Lopez and Freese are the only juniors, reflective of a gifted senior class monopolizing 10 of 12 berths. The Bradleys and Gregory are each making their third appearances; they join Freese, Jannelli, Dutch and Lambritsios in repeating from last year’s team.
The All-Delco team is selected in consultation with local area coaches.
•
Jannelli’s regular season, which helped Springfield to the district’s No. 3 seed, garnered All-Central MVP runner-up honors behind Dyson. But the true measure of Jannelli’s irrepressible star turn came in the postseason, when few in the state could claim to be more influential to their teams.

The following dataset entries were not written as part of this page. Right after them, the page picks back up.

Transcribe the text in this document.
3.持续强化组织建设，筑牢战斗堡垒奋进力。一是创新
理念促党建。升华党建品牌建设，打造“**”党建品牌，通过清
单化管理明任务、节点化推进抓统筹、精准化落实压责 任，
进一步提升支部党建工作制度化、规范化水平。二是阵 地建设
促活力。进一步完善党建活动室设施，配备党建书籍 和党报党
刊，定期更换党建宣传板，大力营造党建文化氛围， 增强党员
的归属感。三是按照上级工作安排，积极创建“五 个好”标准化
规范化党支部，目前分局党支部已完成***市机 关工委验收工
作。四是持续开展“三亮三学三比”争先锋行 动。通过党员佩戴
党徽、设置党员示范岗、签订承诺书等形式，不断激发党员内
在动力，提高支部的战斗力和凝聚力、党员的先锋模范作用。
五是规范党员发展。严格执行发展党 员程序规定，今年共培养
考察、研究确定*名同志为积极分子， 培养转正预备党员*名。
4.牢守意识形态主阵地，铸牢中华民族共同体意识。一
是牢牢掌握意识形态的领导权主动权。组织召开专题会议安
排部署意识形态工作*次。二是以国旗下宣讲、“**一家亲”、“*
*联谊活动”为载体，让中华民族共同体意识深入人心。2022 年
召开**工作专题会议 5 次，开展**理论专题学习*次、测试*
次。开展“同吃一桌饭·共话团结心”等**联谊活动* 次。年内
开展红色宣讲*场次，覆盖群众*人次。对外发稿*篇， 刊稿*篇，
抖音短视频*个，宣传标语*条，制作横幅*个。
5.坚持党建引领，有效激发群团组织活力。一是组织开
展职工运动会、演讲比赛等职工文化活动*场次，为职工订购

Every time Springfield required a moment of brilliance, Jannelli delivered. He set up both goals in the District One second-round win, including Andrew Astrino’s overtime game-winner. In the quarterfinals, he assisted on Astrino’s opener before the pair reversed order for the winner, Jannelli hammering home with 10 seconds left to book the 10-man Cougars’ improbable passage to a first state tournament since 1982 in what Jannelli called the “craziest” game he’s ever experienced.
Jannelli was quiet in the semifinal loss to Conestoga, 1-0 on an own goal, but he and the Cougars were by no means done, stoking the fires that propelled the team to within a post’s width of the state final.
“Right when we got back to our first practice after (Pennsbury), we knew we were done celebrating,” Jannelli said. “We didn’t want to have that as our shining moment of the year. … We realized we had a good shot to go all the way. We didn’t want that Pennsbury moment to be the last.”
Pennsbury proved to be anything but the end. Jannelli scored both goals in the first-round states win against Northeast High, the second a sublime slalom through defenders that he celebrated by standing in the rain with arms outstretched waiting for teammates to mob him.
In the quarters, Jannelli’s saved shot was put away by Benny Gast to start the scoring, then Jannelli showed tremendous determination to corral his own rebound and rifle in the winner to tip Fox Chapel, 2-1.
The Cougars’ magic ran out in the semifinals, Jannelli hitting the post in the second half on a superb chance before Seneca Valley found an overtime goal to head to Hershey. The thud of that post will stick with Jannelli through the next stops on his soccer journey. (He is considering interest from several schools from the Division I to Division III levels.)
But that won’t be Jannelli’s lasting memory. He hit the post as an individual, yet he unfailingly portrays every success along the route as belonging to a team that grew closer he ever could’ve dreamed.
“After the (Seneca Valley) game was over, I got everybody in the huddle and I told them, ‘thanks for an amazing run,’” Jannelli said. “It was an amazing run. No one expected us to get that far, but we surpassed everyone’s expectations.”